Q: Tell us about the Archbishop of Canterbury’s Building Bridges seminars and what it has been trying to achieve.
It has an unapologetically academic focus. It draws together senior scholars, Christian theologians and Muslim theologians, religious scholars across the world, and the aim is to promote intelligent conversation, and to learn more about each other’s faith, to inform and challenge their own teaching, to develop friendships and a sense of community, which in turn generates other alliances.
We understand that our approach with Building Bridges isn’t going to change anything tomorrow. At the end of our conferences we don’t say, “Great. Let’s go out and do X, Y and Z to solve all the tensions between Christians and Muslims.” We engage in serious discussion, ask questions about each other’s texts and traditions, and that challenges and encourages us to understand each other better. Against the backdrop of huge ignorance, that surely doesn’t need much justification.
Q: In your work for the Archbishop, you saw firsthand how issues of Christian/Muslim relations intersect often vividly with other issues. How do these issues all bump up against each other?

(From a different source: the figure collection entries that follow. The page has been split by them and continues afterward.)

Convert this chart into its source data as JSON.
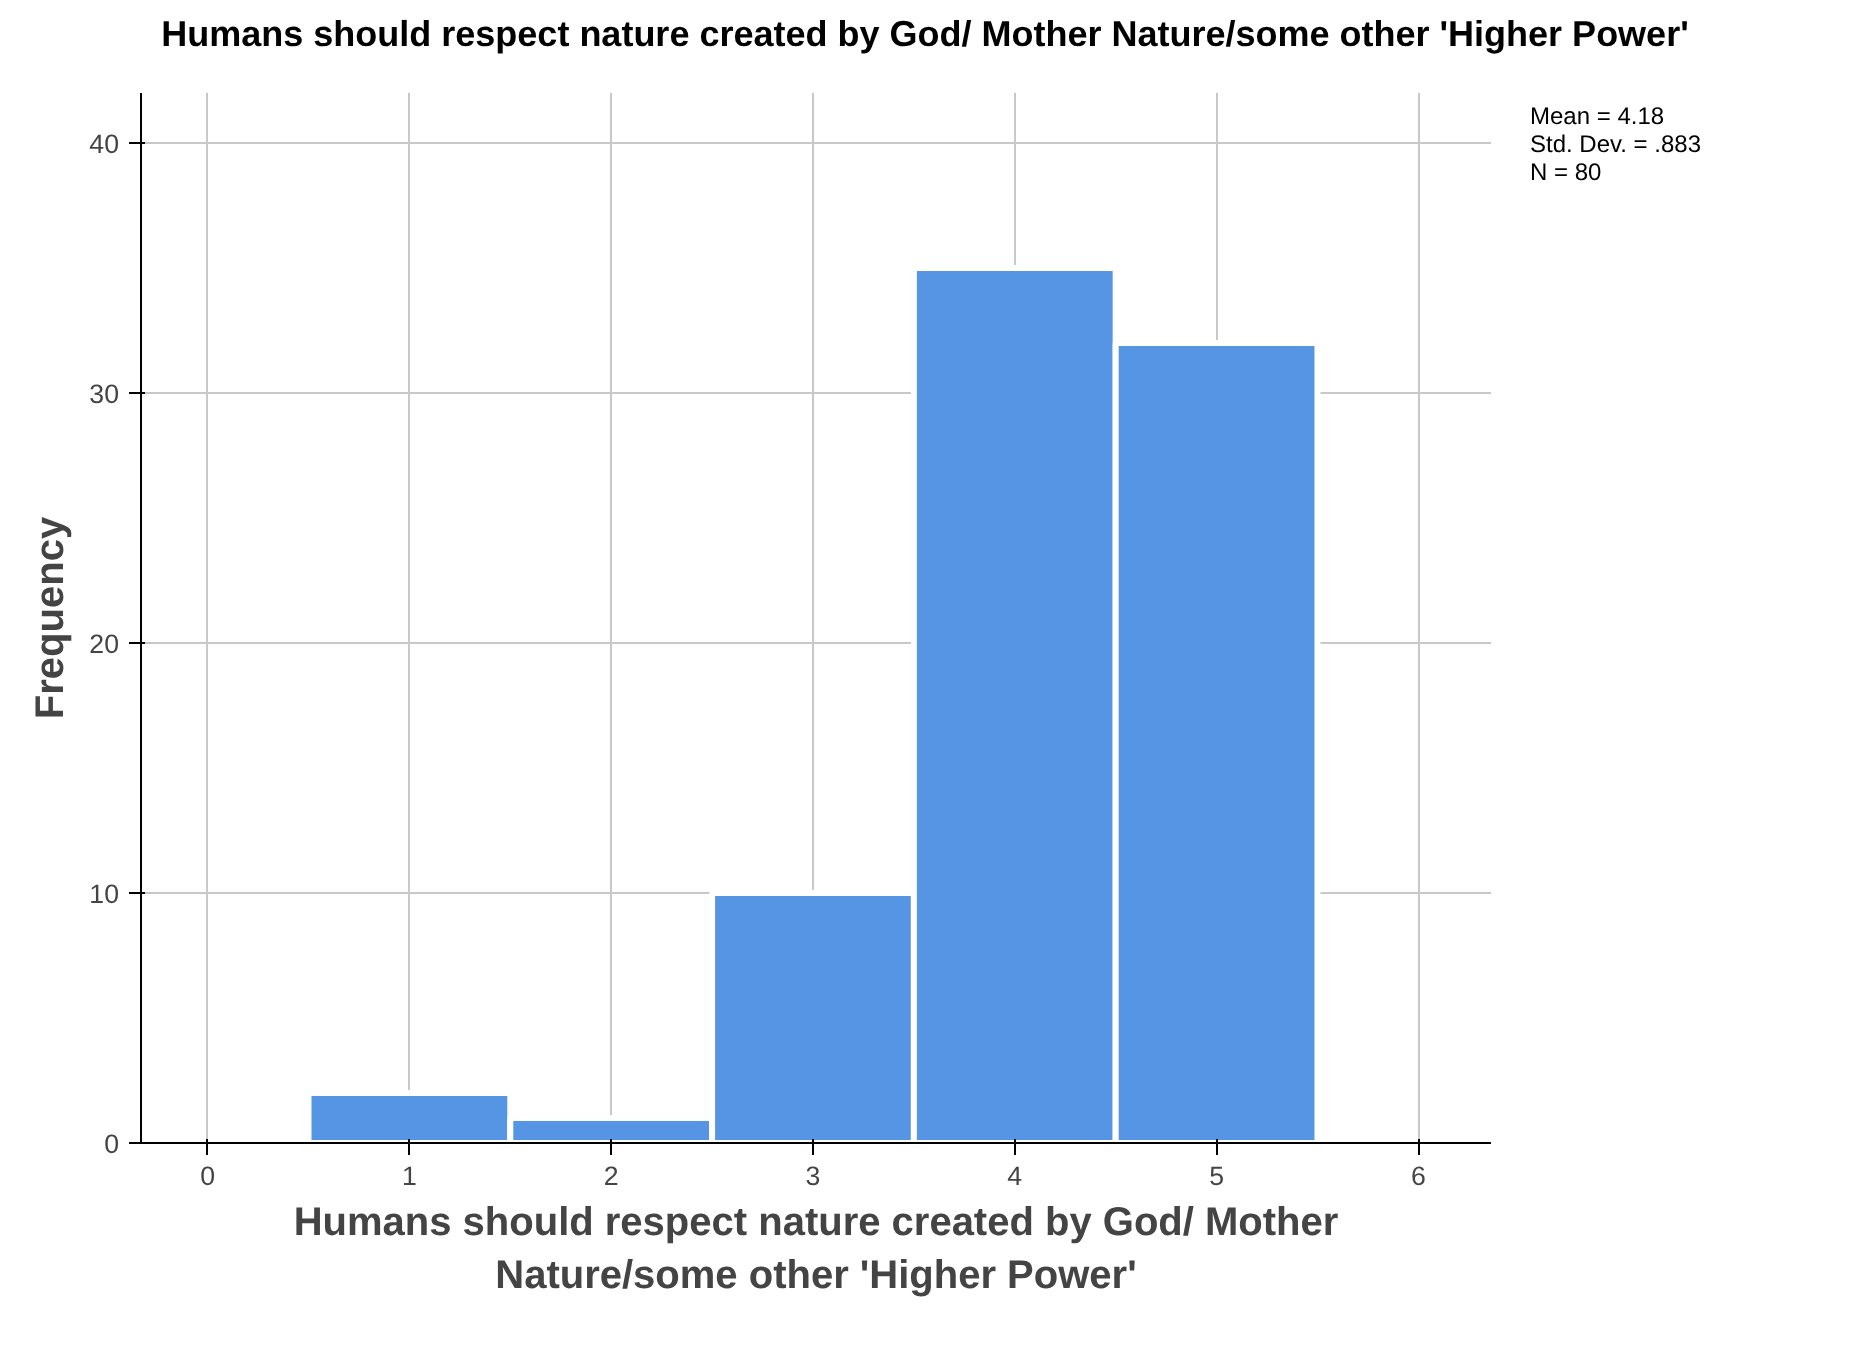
{
  "chart_data": {
    "type": "histogram",
    "title": "Humans should respect nature created by God/ Mother Nature/some other 'Higher Power'",
    "xlabel": "Humans should respect nature created by God/ Mother\nNature/some other 'Higher Power'",
    "ylabel": "Frequency",
    "bins": [
      0.5,
      1.5,
      2.5,
      3.5,
      4.5,
      5.5
    ],
    "values": [
      2,
      1,
      10,
      35,
      32
    ],
    "color": "#5595e3",
    "xlim": [
      -0.33,
      6.36
    ],
    "ylim": [
      0,
      42
    ],
    "xticks": [
      0,
      1,
      2,
      3,
      4,
      5,
      6
    ],
    "yticks": [
      0,
      10,
      20,
      30,
      40
    ],
    "grid": true,
    "annotations": [
      "Mean = 4.18",
      "Std. Dev. = .883",
      "N = 80"
    ]
  }
}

Clearly, Christian leaders need to have a sense of the world church and keep informed about what is happening around the world. There's a principle in Christian/Muslim relations that you need to prevent bad stuff that might be happening somewhere else from poisoning what might be reasonably good relationships here. There's a tendency sometimes to want to blame Muslims in our town for what's happening in Indonesia or Pakistan or wherever. As if Muslims throughout the world are a monolithic, interconnected organization, which is totally unrealistic and unfair. We know that’s not the case with Christians, but we somehow think that’s what's going on with Muslims. Equally, of course, Christian minorities in the Muslim world can be very vulnerable when they are viewed as somehow responsible for the policies of the Western world.
You need to have a complex sense of the many different expressions of Islam. There are very different types of Islamic belief, and it’s important not to assume that they’re all out to get Christians.

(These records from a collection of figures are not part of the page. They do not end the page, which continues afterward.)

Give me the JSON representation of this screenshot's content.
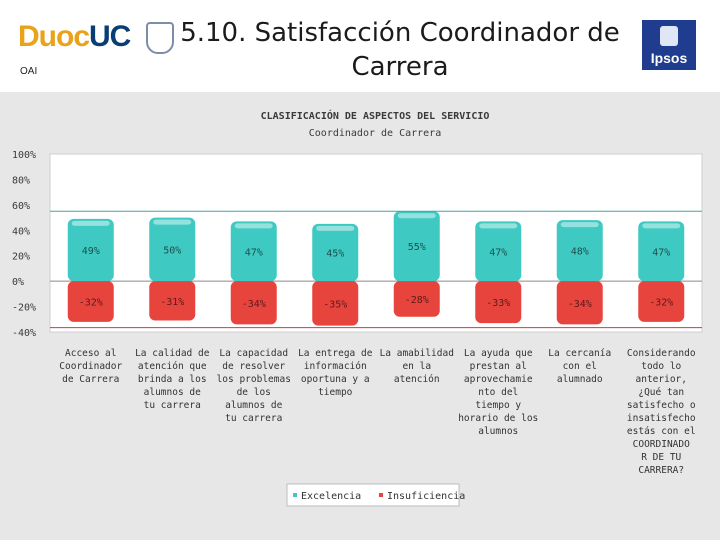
{
  "header": {
    "logo_left": "Duoc",
    "logo_right": "UC",
    "subtitle": "OAI",
    "title_line1": "5.10. Satisfacción Coordinador de",
    "title_line2": "Carrera",
    "brand": "Ipsos"
  },
  "chart_data": {
    "type": "bar",
    "title": "CLASIFICACIÓN DE ASPECTOS DEL SERVICIO",
    "subtitle": "Coordinador de Carrera",
    "ylim": [
      -40,
      100
    ],
    "y_ticks": [
      "100%",
      "80%",
      "60%",
      "40%",
      "20%",
      "0%",
      "-20%",
      "-40%"
    ],
    "y_tick_values": [
      100,
      80,
      60,
      40,
      20,
      0,
      -20,
      -40
    ],
    "categories": [
      [
        "Acceso al",
        "Coordinador",
        "de Carrera"
      ],
      [
        "La calidad de",
        "atención que",
        "brinda a los",
        "alumnos de",
        "tu carrera"
      ],
      [
        "La capacidad",
        "de resolver",
        "los problemas",
        "de los",
        "alumnos de",
        "tu carrera"
      ],
      [
        "La entrega de",
        "información",
        "oportuna y a",
        "tiempo"
      ],
      [
        "La amabilidad",
        "en la",
        "atención"
      ],
      [
        "La ayuda que",
        "prestan al",
        "aprovechamie",
        "nto del",
        "tiempo y",
        "horario de los",
        "alumnos"
      ],
      [
        "La cercanía",
        "con el",
        "alumnado"
      ],
      [
        "Considerando",
        "todo lo",
        "anterior,",
        "¿Qué tan",
        "satisfecho o",
        "insatisfecho",
        "estás con el",
        "COORDINADO",
        "R DE TU",
        "CARRERA?"
      ]
    ],
    "series": [
      {
        "name": "Excelencia",
        "color": "#3ec9c2",
        "values": [
          49,
          50,
          47,
          45,
          55,
          47,
          48,
          47
        ],
        "labels": [
          "49%",
          "50%",
          "47%",
          "45%",
          "55%",
          "47%",
          "48%",
          "47%"
        ]
      },
      {
        "name": "Insuficiencia",
        "color": "#e8443e",
        "values": [
          -32,
          -31,
          -34,
          -35,
          -28,
          -33,
          -34,
          -32
        ],
        "labels": [
          "-32%",
          "-31%",
          "-34%",
          "-35%",
          "-28%",
          "-33%",
          "-34%",
          "-32%"
        ]
      }
    ],
    "legend": [
      "Excelencia",
      "Insuficiencia"
    ],
    "legend_position": "bottom",
    "grid": false,
    "reference_lines": {
      "upper_color": "#3fa89a",
      "lower_color": "#d93a35"
    }
  }
}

Q: Why do so many people start from that premise?
There is a visceral fear of Islam in our culture. It goes back very deeply in Europe, and it is very difficult to eradicate. Conversely, there are also similar deep-rooted fears and resentments among many Muslims towards Western Christianity, and these are being strongly reinforced at present.

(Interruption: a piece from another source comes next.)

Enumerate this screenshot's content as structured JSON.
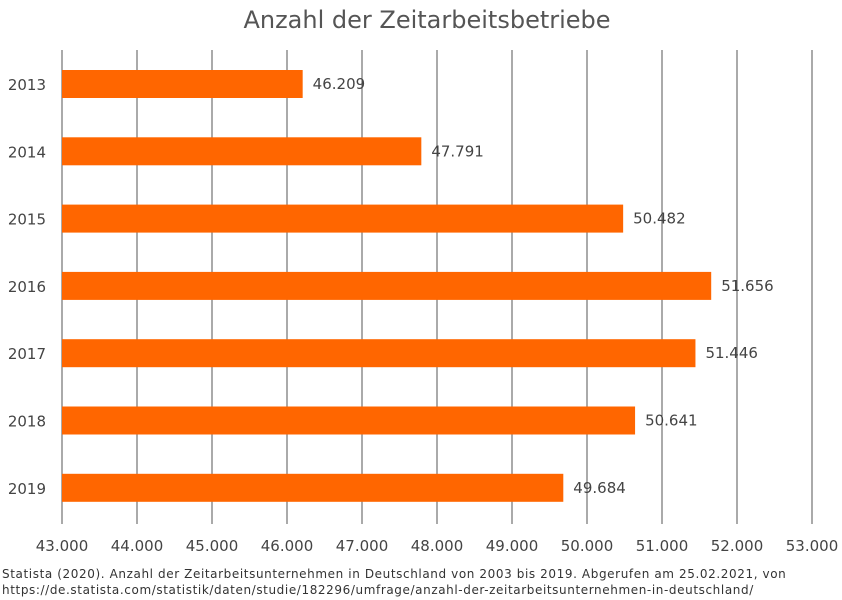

Q: How do you change that, especially considering what you have pointed out is a long and difficult legacy in Christian/Muslim relations?
You start with education. The Christian/Muslim Forum in England, for example, brings together Christian and Muslim teenagers, hoping they’ll get to know each other, become friends and understand each other’s cultures, and hopefully not be so vulnerable to that historical legacy.
There's a fear amongst some Christians, this myth or fear of Islamic takeover. There are a small minority of Muslims who do have that militant, supremacist understanding. You can certainly find enough on the Internet to justify that fear. But if you actually get to know Muslims in Birmingham, London or wherever, very few are interested in that kind of approach. So just getting to know people seems a sound starting point.
Q: When you look at the state of Christian/Muslim relations today, what gives you hope?
More people are becoming better informed. More Christians at all stages of life are coming forward. Many more study Islam than 20 years ago. They are studying for doctorates and becoming well-qualified so they can help the church develop a more intelligent, well-informed, humble and confident engagement with Islam. There have also been a number of developments on the Muslim side that indicate that dialogue with Christians is becoming a greater priority.